Invité par la maison d’édition, L’Harmattan-Guinée, à prendre part à la cérémonie de lancement de la cinquième édition des 72 heures du livre, l’écrivain et critique littéraire franco-camerounais, Eugène Ebodé, était récemment à Conakry. GCI en a profité pour le rencontrer et discuter tout naturellement de la problématique et de l’importance du livre dans la diffusion des connaissances. Une importance que l’ex-gardien des buts du Dynamo de Douala trouve intacte, malgré la montée en puissance des nouvelles technologies de l’information et de la communication (NTIC)... 15:25 30-7-2012

Mais Eugène Ebodé n’est pas qu’un écrivain reclus dans les choses de l’esprit. Même s’il a désormais vécu une trentaine d’année loin du « pays des crevettes » comme il appelle son Cameroun natal, celui qui tient une chronique littéraire dans "Le Courrier de Genève", demeure néanmoins un observateur privilégié de la dynamique en cours sur le continent africain, dont il se plait volontiers à rappeler qu’il est le « berceau de l’humanité ». Un continent dont le destin réside dans la capacité de ses fils et filles à surmonter leurs antagonismes et leur négativisme. Lisez plutôt.

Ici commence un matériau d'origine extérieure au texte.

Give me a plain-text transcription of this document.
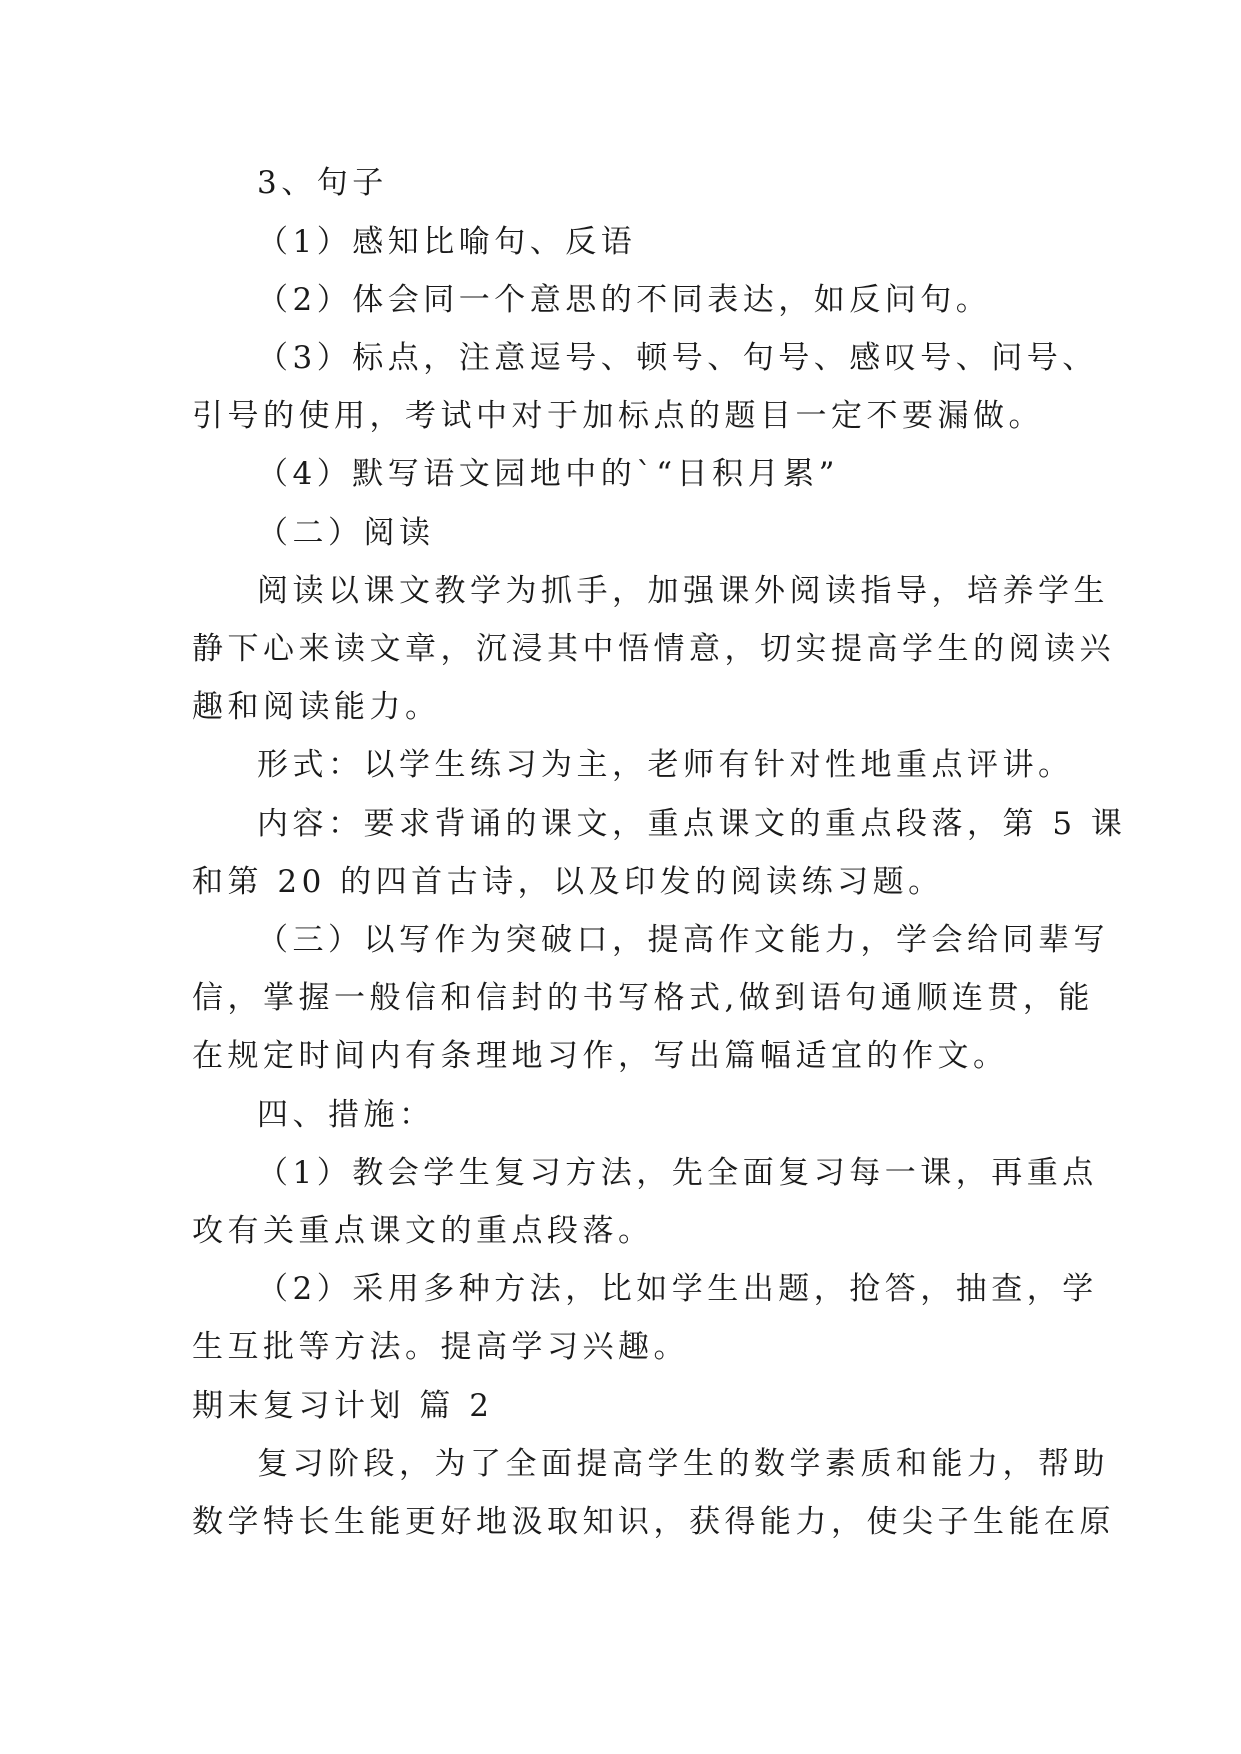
3、句子
（1）感知比喻句、反语
（2）体会同一个意思的不同表达，如反问句。
（3）标点，注意逗号、顿号、句号、感叹号、问号、
引号的使用，考试中对于加标点的题目一定不要漏做。
（4）默写语文园地中的`“日积月累”
（二）阅读
阅读以课文教学为抓手，加强课外阅读指导，培养学生
静下心来读文章，沉浸其中悟情意，切实提高学生的阅读兴
趣和阅读能力。
形式：以学生练习为主，老师有针对性地重点评讲。
内容：要求背诵的课文，重点课文的重点段落，第 5 课
和第 20 的四首古诗，以及印发的阅读练习题。
（三）以写作为突破口，提高作文能力，学会给同辈写
信，掌握一般信和信封的书写格式,做到语句通顺连贯，能
在规定时间内有条理地习作，写出篇幅适宜的作文。
四、措施：
（1）教会学生复习方法，先全面复习每一课，再重点
攻有关重点课文的重点段落。
（2）采用多种方法，比如学生出题，抢答，抽查，学
生互批等方法。提高学习兴趣。
期末复习计划 篇 2
复习阶段，为了全面提高学生的数学素质和能力，帮助
数学特长生能更好地汲取知识，获得能力，使尖子生能在原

GuinéeConakry.Info : Vous arrivez en Guinée dans le cadre du lancement de la phase préparatoire de la 5ème édition des 72 heures du livre. Au compte de cette édition, le thème est : « En Guinée, le livre a sa place ». La question est alors celle de savoir, s’il était nécessaire d’insister sur la place du livre en Guinée comme semble le faire l’intitulé de cette thématique ?

Eugène Ebodé : Il est toujours nécessaire d’insister sur ce qui relie, sur ce qui fait en sorte que la conversation ait lieu et que la connaissance puisse circuler. Je pense ici à une célèbre citation d’Ahmadou Hampaté Bah : « Quand un vieillard meurt en Afrique, c’est une bibliothèque qui brûle ». Alors, le livre a d’autant plus sa place que ce qui a reculé, ce sont les transmetteurs de l’histoire orale. La population a grandi, les villes se sont diversifiées et le livre est encore le moyen le plus facile pour transmettre les connaissances. Naturellement, je n’oublie pas les nouvelles technologies de la communication. Mais le livre a encore une place de choix.  Il est donc nécessaire d’insister sur la place du livre et des artistes.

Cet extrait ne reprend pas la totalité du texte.